Grand Rapids Uses Drones to Study Parking Turnover and Availability


Grand Rapids, Michigan, is the state’s second-largest city and is part of a metropolitan area with over 1.17 million people. This is great for businesses, but it also raises the daily question that can make or break a customer visit or a lease negotiation: where people park, how long they stay, and when spaces are available. Local businesses and property owners feel the pinch whenever lots are full at peak lunch hours but sit half empty on weeknights, or when a construction surge shifts demand across a few blocks. The city’s transportation department, Mobile GR, is testing novel technology utilizing drones and computer vision to map real parking behavior over time.

The proposal pairs OHM Advisors, a Michigan-based engineering and planning firm, with Quantifly, a drone-enabled analytics company that specializes in counting parked cars and analyzing turnover. Quantifly was formally established on January 8, 2018, and was co-founded by urban planner Daniel Brooks with Adrianna Jordan and professional drone pilot Zachary Halberd. The company is headquartered in Syracuse, New York, and focuses on geospatial analytics that convert aerial imagery into parking occupancy, turnover, and dwell-time metrics suitable for city planning and private site studies.

On flight days, a drone will operate roughly 300 to 400 feet above the Grand Rapids Downtown Development Authority district and capture high-resolution images at fixed time intervals. The drones are the same category of small unmanned aircraft commonly used in surveying and construction, equipped with stabilized cameras and GPS for precise, repeatable mapping. Quantifly’s software analyzes the data and runs vehicle detection across the imagery, identifying cars by their outlines, color, and position in marked spots. Because flights repeat at morning, midday, and afternoon peaks over multiple days, the system can infer turnover and dwell times by seeing which spaces change occupancy between passes.

The analytics layer is designed to protect privacy by avoiding any collection of personally identifiable information. As Mobile GR transportation planner Max Dillivan explained during a recent public meeting, “The limitations of this data that I want to really highlight is that we won’t be collecting any identifiable features such as license plates, vehicle identification numbers, bumper stickers, etc.” The outputs received are counts, heat maps, and time-based utilization charts, not raw footage. For a downtown property owner, that means you can finally compare the intuition that your west lot is jammed on Saturdays with an hour-by-hour trace that shows how quickly it fills after the farmers market opens and when it starts to turn over before dinner service.

The customer experience for this system splits into two tracks. City staff and consultants are the primary users, logging into a dashboard to view block-by-block occupancy and turnover patterns, exporting charts for commission packets, and testing policy ideas such as better time limits, targeted pricing, or converting underused employee lots to shared evening parking. On the private side, businesses and property owners receive summary reports and maps that illustrate how parking on their properties fits into the larger downtown system.

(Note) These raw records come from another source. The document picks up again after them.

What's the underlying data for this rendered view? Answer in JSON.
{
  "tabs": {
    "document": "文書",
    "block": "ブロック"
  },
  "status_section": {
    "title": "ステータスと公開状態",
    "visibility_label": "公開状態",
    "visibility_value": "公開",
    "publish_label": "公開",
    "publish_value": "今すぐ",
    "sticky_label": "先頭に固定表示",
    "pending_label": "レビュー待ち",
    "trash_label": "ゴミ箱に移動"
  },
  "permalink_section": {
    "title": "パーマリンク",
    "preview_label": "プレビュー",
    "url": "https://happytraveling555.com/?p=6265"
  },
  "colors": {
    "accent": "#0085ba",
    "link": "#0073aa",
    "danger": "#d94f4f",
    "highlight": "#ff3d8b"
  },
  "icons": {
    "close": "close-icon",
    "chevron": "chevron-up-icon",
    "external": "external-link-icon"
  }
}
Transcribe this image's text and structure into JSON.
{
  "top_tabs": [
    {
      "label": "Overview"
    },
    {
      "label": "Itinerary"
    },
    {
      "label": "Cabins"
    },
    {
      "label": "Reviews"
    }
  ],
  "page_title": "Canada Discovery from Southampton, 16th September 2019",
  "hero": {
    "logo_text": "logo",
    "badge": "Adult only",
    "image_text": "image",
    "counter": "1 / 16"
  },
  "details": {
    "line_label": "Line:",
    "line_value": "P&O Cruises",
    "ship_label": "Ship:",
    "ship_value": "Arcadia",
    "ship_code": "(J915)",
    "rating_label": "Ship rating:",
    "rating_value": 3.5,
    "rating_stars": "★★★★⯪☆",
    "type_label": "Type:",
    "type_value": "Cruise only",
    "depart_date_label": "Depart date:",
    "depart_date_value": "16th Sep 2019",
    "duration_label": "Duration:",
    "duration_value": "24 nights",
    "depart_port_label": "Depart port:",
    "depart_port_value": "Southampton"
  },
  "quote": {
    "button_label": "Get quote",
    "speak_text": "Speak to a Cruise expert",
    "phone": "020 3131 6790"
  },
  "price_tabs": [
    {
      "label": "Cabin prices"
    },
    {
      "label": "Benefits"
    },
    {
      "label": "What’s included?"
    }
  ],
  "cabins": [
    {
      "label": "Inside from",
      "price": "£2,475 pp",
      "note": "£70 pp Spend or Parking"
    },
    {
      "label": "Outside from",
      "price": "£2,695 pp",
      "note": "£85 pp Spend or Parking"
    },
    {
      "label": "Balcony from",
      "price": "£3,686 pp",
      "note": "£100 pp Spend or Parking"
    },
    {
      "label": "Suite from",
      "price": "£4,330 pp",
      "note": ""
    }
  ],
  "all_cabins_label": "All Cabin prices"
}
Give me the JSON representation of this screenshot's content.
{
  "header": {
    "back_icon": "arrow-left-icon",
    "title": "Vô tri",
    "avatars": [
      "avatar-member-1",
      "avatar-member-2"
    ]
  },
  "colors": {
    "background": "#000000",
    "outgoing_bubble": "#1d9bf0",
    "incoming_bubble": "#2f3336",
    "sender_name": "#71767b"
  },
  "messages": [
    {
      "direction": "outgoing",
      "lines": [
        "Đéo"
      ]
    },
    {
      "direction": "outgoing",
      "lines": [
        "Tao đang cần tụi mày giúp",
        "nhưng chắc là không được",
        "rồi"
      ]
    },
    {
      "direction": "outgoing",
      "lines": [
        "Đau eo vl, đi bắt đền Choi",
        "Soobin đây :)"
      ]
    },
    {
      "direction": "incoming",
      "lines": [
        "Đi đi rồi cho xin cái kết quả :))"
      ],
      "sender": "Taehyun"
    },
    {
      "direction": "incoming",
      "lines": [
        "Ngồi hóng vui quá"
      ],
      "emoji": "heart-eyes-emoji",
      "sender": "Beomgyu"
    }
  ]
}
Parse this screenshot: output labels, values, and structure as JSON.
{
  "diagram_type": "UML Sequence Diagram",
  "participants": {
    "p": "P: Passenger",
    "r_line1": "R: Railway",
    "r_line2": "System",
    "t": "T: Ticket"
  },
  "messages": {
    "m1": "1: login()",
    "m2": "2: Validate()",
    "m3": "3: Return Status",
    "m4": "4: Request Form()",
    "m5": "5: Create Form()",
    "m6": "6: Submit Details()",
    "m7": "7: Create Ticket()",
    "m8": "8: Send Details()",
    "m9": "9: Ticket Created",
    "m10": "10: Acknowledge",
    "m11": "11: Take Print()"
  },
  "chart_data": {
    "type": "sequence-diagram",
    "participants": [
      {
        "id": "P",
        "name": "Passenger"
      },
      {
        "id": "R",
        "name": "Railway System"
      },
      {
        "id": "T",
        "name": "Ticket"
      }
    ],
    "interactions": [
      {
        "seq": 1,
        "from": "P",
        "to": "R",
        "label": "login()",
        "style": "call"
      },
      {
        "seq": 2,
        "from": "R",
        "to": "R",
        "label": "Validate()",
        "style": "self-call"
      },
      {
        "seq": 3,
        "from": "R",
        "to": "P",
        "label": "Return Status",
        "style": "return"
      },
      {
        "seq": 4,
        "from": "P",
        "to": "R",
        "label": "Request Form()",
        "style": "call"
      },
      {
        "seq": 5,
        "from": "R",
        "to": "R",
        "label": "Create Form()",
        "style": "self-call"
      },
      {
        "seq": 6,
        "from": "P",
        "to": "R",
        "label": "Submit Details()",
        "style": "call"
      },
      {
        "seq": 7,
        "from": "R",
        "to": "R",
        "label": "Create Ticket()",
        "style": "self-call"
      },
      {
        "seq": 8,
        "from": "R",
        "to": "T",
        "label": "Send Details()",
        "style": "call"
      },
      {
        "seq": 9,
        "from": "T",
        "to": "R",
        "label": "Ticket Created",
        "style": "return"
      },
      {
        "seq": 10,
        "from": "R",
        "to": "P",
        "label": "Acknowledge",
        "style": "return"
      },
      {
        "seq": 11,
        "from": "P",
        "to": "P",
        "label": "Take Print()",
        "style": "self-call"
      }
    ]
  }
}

Drone-collected data can help a restaurateur decide whether to expand outdoor seating by showing whether nearby spaces turn over quickly enough to support a second dinner shift. A landlord weighing a conversion can show prospective tenants measured availability within a two-block radius at noon on weekdays versus weekends. Because the data is geospatial, it integrates cleanly with other city layers like curb regulations, construction closures, and event calendars.

Under the city’s surveillance equipment policy, drones require a public safety committee review and a full city commission public hearing before approval. Residents, business owners, and advocates were invited to weigh in on benefits and safeguards before any flights occur. Mobile GR Director Jessica Smith framed the rationale in plain terms, saying, “We’ve got big transformational projects and the number one question I get is, ‘Do we have enough parking?’” In other words, the city is coupling a modern sensing tool with a public process that sets boundaries on how the drone is used and what outputs are retained.

For Grand Rapids, the stakes are practical. The city is planning for an amphitheater, a new soccer venue, and continued infill, and businesses need confidence that customers and employees can still arrive without circling for fifteen minutes. If the drone-assisted study confirms that some streets are overtaxed while others are underused, the city can consider targeted fixes like dynamic wayfinding, time-limit adjustments, and shared parking agreements that unlock private capacity after business hours.